Pada complete mole, ukuran rahim sering kali lebih besar dari yang seharusnya untuk usia kehamilan karena pertumbuhan jaringan abnormal. Pada partial mole bisa lebih kecil atau tidak proporsional. Ukuran yang “tidak sesuai” ini biasanya terdeteksi saat pemeriksaan atau USG.
3. Mual dan muntah berat (hyperemesis gravidarum).
Kadar hormon hCG yang sangat tinggi dapat menyebabkan mual dan muntah yang lebih parah dibandingkan kehamilan biasa. Jika muntahnya ekstrem hingga dehidrasi, perlu perawatan medis segera.
4. Kadar hCG yang sangat tinggi atau tidak normal.
Tes darah menunjukkan kadar hCG yang jauh lebih tinggi dari yang diharapkan untuk usia kehamilan atau kadar yang tidak menurun setelah perawatan.
5. Nyeri perut atau tekanan panggul.
Rasa tidak nyaman, nyeri ringan sampai kencang di area perut bawah bisa muncul, tergantung seberapa besar massa mole tersebut.
6. Gejala komplikasi lain (jarang tetapi penting).
Beberapa kasus dapat menimbulkan komplikasi seperti anemia hebat akibat perdarahan, tanda-tanda hipertiroidisme (jantung berdebar, berkeringat), atau bahkan preeklampsia dini (tekanan darah tinggi sebelum usia kehamilan 20 minggu), kondisi yang tidak biasa pada kehamilan normal, tetapi bisa terjadi pada hamil anggur.
Pemeriksaan Hamil Anggur
Tanda awal yang nampak adalah pembesaran perut yang tidak sesuai dengan usia kehamilan. Setelah itu, dokter kandungan dapat mendeteksi hamil anggur melalui USG kehamilan dan tes darah.
Pada pemeriksaan hormon kehamilan, dokter akan melihat kadar hormon kehamilan chronic gonadotropin (HCG). Pada penderita hamil anggur, kadar hormon ini akan lebih tinggi dari seharusnya.
Pada USG kehamilan, sekitar di minggu ke-8 atau ke-9 kehamilan, dokter kandungan akan menemukan tanda di bawah ini bila ibu hamil mengalami hamil anggur lengkap :
1. Tidak ada janin di dalam rahim.
2. Tidak terlihat air ketuban.
3. Muncul kista ovarium.
4. Plasenta menebal hampir memenuhi rahim.
5. Plasenta berbentuk seperti sekumpulan buah anggur.
Referensi :
Devi Liani Oktiara, dkk. 2021. Mola Hidatidosa. Jurnal Kedokteran Fakultas Kedokteran Universitas Lampung.
Yuni Fitri Hamidiyanti, dkk. 2023. Studi Kasus : Asuhan Kebidanan Kehamilan pada Ny.
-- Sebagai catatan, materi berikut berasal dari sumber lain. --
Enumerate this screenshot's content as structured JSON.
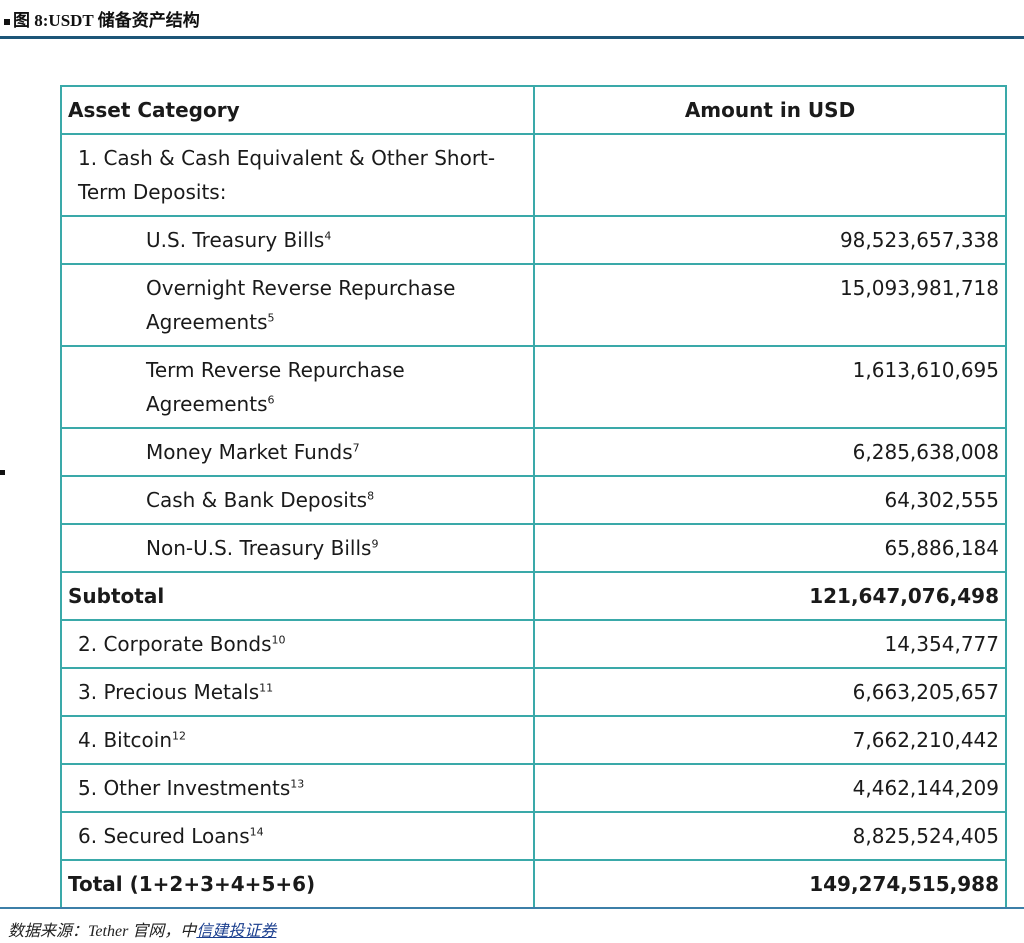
{
  "title": "图 8:USDT 储备资产结构",
  "table": {
    "headers": [
      "Asset Category",
      "Amount in USD"
    ],
    "rows": [
      {
        "label": "1.  Cash & Cash Equivalent & Other Short-Term Deposits:",
        "note": "",
        "amount": "",
        "style": "ind1"
      },
      {
        "label": "U.S. Treasury Bills",
        "note": "4",
        "amount": "98,523,657,338",
        "style": "ind2"
      },
      {
        "label": "Overnight Reverse Repurchase Agreements",
        "note": "5",
        "amount": "15,093,981,718",
        "style": "ind2"
      },
      {
        "label": "Term Reverse Repurchase Agreements",
        "note": "6",
        "amount": "1,613,610,695",
        "style": "ind2"
      },
      {
        "label": "Money Market Funds",
        "note": "7",
        "amount": "6,285,638,008",
        "style": "ind2"
      },
      {
        "label": "Cash & Bank Deposits",
        "note": "8",
        "amount": "64,302,555",
        "style": "ind2"
      },
      {
        "label": "Non-U.S. Treasury Bills",
        "note": "9",
        "amount": "65,886,184",
        "style": "ind2"
      },
      {
        "label": "Subtotal",
        "note": "",
        "amount": "121,647,076,498",
        "style": "bold"
      },
      {
        "label": "2.  Corporate Bonds",
        "note": "10",
        "amount": "14,354,777",
        "style": "ind1"
      },
      {
        "label": "3.  Precious Metals",
        "note": "11",
        "amount": "6,663,205,657",
        "style": "ind1"
      },
      {
        "label": "4.  Bitcoin",
        "note": "12",
        "amount": "7,662,210,442",
        "style": "ind1"
      },
      {
        "label": "5.  Other Investments",
        "note": "13",
        "amount": "4,462,144,209",
        "style": "ind1"
      },
      {
        "label": "6.  Secured Loans",
        "note": "14",
        "amount": "8,825,524,405",
        "style": "ind1"
      },
      {
        "label": "Total (1+2+3+4+5+6)",
        "note": "",
        "amount": "149,274,515,988",
        "style": "bold"
      }
    ]
  },
  "source": {
    "prefix": "数据来源：Tether 官网，中",
    "link": "信建投证券"
  },
  "colors": {
    "border": "#3aa9a9",
    "rule": "#1d5678"
  }
}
A dengan Mola Hidatidosa. Jurnal Kebidanan Poltekes Kemenkes Mataram.
Swift, B., et al. 2025. Monitoring Complete Hydatidiform Molar Pregnancies After Normalisation of Human Chorionic Gonadotrophin : National Retrospective Population Study. BMJ Med, 4(1).
Braga, A., et al. 2024. Diagnosis and Management of Molar Pregnancies. Hematol Oncol Clin North Am, 38.
American Pregnancy Association. 2025. Molar Pregnancy.